Wednesday, September 14, 2016

Sunday, September 11, 2016

"In the picture, he departs from this earth like an arrow. Although he has not chosen his fate, he appears to have, in his last instants of life, embraced it. If he were not falling, he might very well be flying. He appears relaxed, hurtling through the air. He appears comfortable in the grip of unimaginable motion. He does not appear intimidated by gravity's divine suction or by what awaits him. His arms are by his side, only slightly outriggered. His left leg is bent at the knee, almost casually. His white shirt, or jacket, or frock, is billowing free of his black pants. His black high-tops are still on his feet. In all the other pictures, the people who did what he did---who jumped---appear to be struggling against horrific discrepancies of scale. They are made puny by the backdrop of the towers, which loom like colossi, and then by the event itself. Some of them are shirtless; their shoes fly off as they flail and fall; they look confused, as though trying to swim down the side of a mountain. The man in the picture, by contract, is perfectly vertical, and so is in accord with the lines of the buildings behind him. He splits them, bisects them: Everything to the left of him in the picture is the North Tower; everything to the right, the South. Though oblivious to the geometric balance he has achieved, he is the essential element in the creation of a new flag, a banner composed entirely of steel bars shining in the sun. Some people who look at the picture see stoicism, willpower, a portrait of resignation; others see something else---something discordant and therefore terrible: freedom. There is something almost rebellious in the man's posture, as though once faced with the inevitability of death, he decided to get on with it; as though he were a missile, a spear, bent on attaining his own end. He is, fifteen seconds past 9:41 a.m. EST, the moment the picture is taken, in the clutches of pure physics, accelerating at a rate of thirty-two feet per second squared. He will soon be traveling at upwards of 150 miles per hour, and he is upside down. In the picture, he is frozen; in his life outside the frame, he drops and keeps dropping until he disappears."

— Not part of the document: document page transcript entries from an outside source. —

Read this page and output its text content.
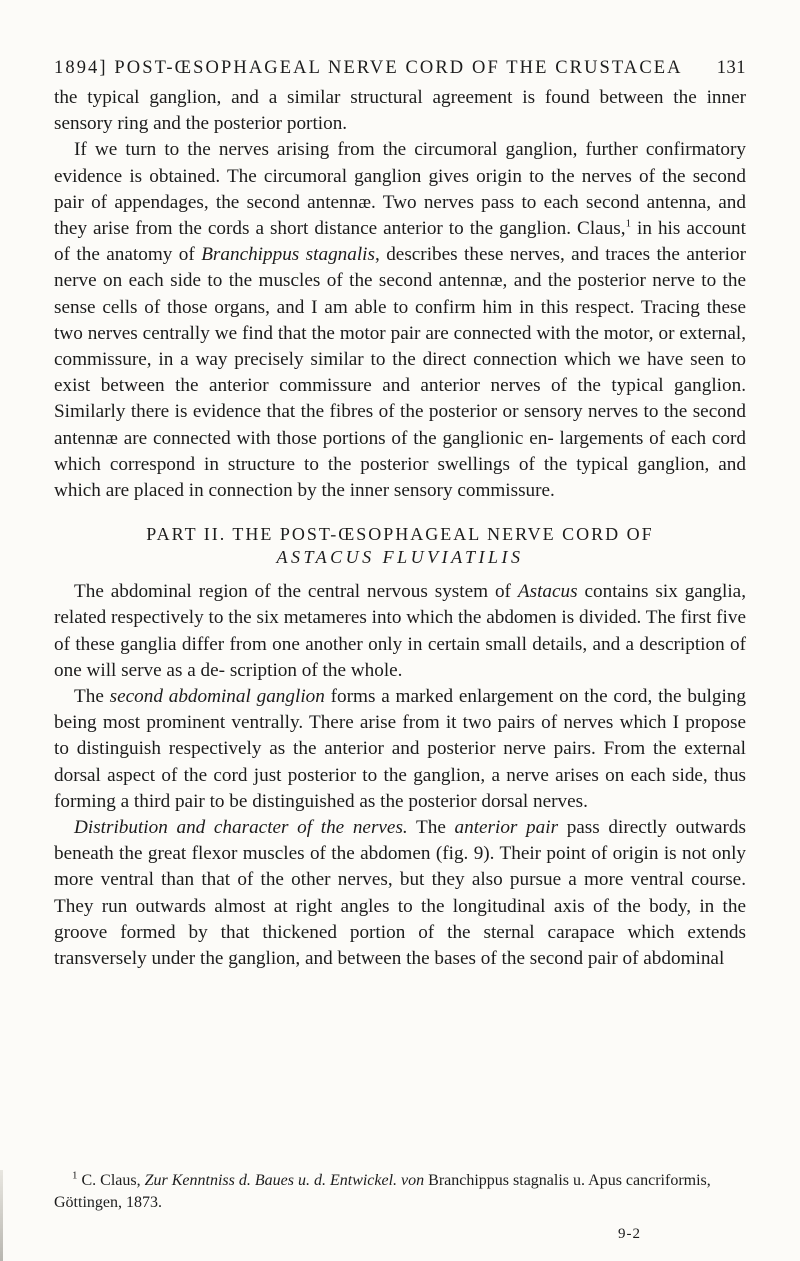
1894] POST-ŒSOPHAGEAL NERVE CORD OF THE CRUSTACEA 131

the typical ganglion, and a similar structural agreement is found between the inner sensory ring and the posterior portion.

If we turn to the nerves arising from the circumoral ganglion, further confirmatory evidence is obtained. The circumoral ganglion gives origin to the nerves of the second pair of appendages, the second antennæ. Two nerves pass to each second antenna, and they arise from the cords a short distance anterior to the ganglion. Claus,$^1$ in his account of the anatomy of Branchippus stagnalis, describes these nerves, and traces the anterior nerve on each side to the muscles of the second antennæ, and the posterior nerve to the sense cells of those organs, and I am able to confirm him in this respect. Tracing these two nerves centrally we find that the motor pair are connected with the motor, or external, commissure, in a way precisely similar to the direct connection which we have seen to exist between the anterior commissure and anterior nerves of the typical ganglion. Similarly there is evidence that the fibres of the posterior or sensory nerves to the second antennæ are connected with those portions of the ganglionic en- largements of each cord which correspond in structure to the posterior swellings of the typical ganglion, and which are placed in connection by the inner sensory commissure.

PART II. THE POST-ŒSOPHAGEAL NERVE CORD OF
ASTACUS FLUVIATILIS

The abdominal region of the central nervous system of Astacus contains six ganglia, related respectively to the six metameres into which the abdomen is divided. The first five of these ganglia differ from one another only in certain small details, and a description of one will serve as a de- scription of the whole.

The second abdominal ganglion forms a marked enlargement on the cord, the bulging being most prominent ventrally. There arise from it two pairs of nerves which I propose to distinguish respectively as the anterior and posterior nerve pairs. From the external dorsal aspect of the cord just posterior to the ganglion, a nerve arises on each side, thus forming a third pair to be distinguished as the posterior dorsal nerves.

Distribution and character of the nerves. The anterior pair pass directly outwards beneath the great flexor muscles of the abdomen (fig. 9). Their point of origin is not only more ventral than that of the other nerves, but they also pursue a more ventral course. They run outwards almost at right angles to the longitudinal axis of the body, in the groove formed by that thickened portion of the sternal carapace which extends transversely under the ganglion, and between the bases of the second pair of abdominal

$^1$ C. Claus, Zur Kenntniss d. Baues u. d. Entwickel. von Branchippus stagnalis u. Apus cancriformis, Göttingen, 1873.
9-2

From the September 9, 2016, story on The Falling Man. Written by Tom Junod.

Fifteen years... and yet it still feels like yesterday.

Rest in peace to all of those who perished on that tragic day.

Wednesday, September 07, 2016

"But don't run, even if it gets tough."

Said by the character Dongtak in the KBS series, The Unusual Family. Episode 88. 

Monday, September 05, 2016

After a really hot summer, it's nice to not have the air conditioning on today.

The breeze spilling in from the windows feels good against the skin, and is so needed.

Friday, September 02, 2016

I love how even during Friday morning rush hour on the 1/2/3 subway platform in Times Square, it's possible to run into an old friend from junior high school.

What an auspicious start to the holiday weekend! Have a great Friday, everyone.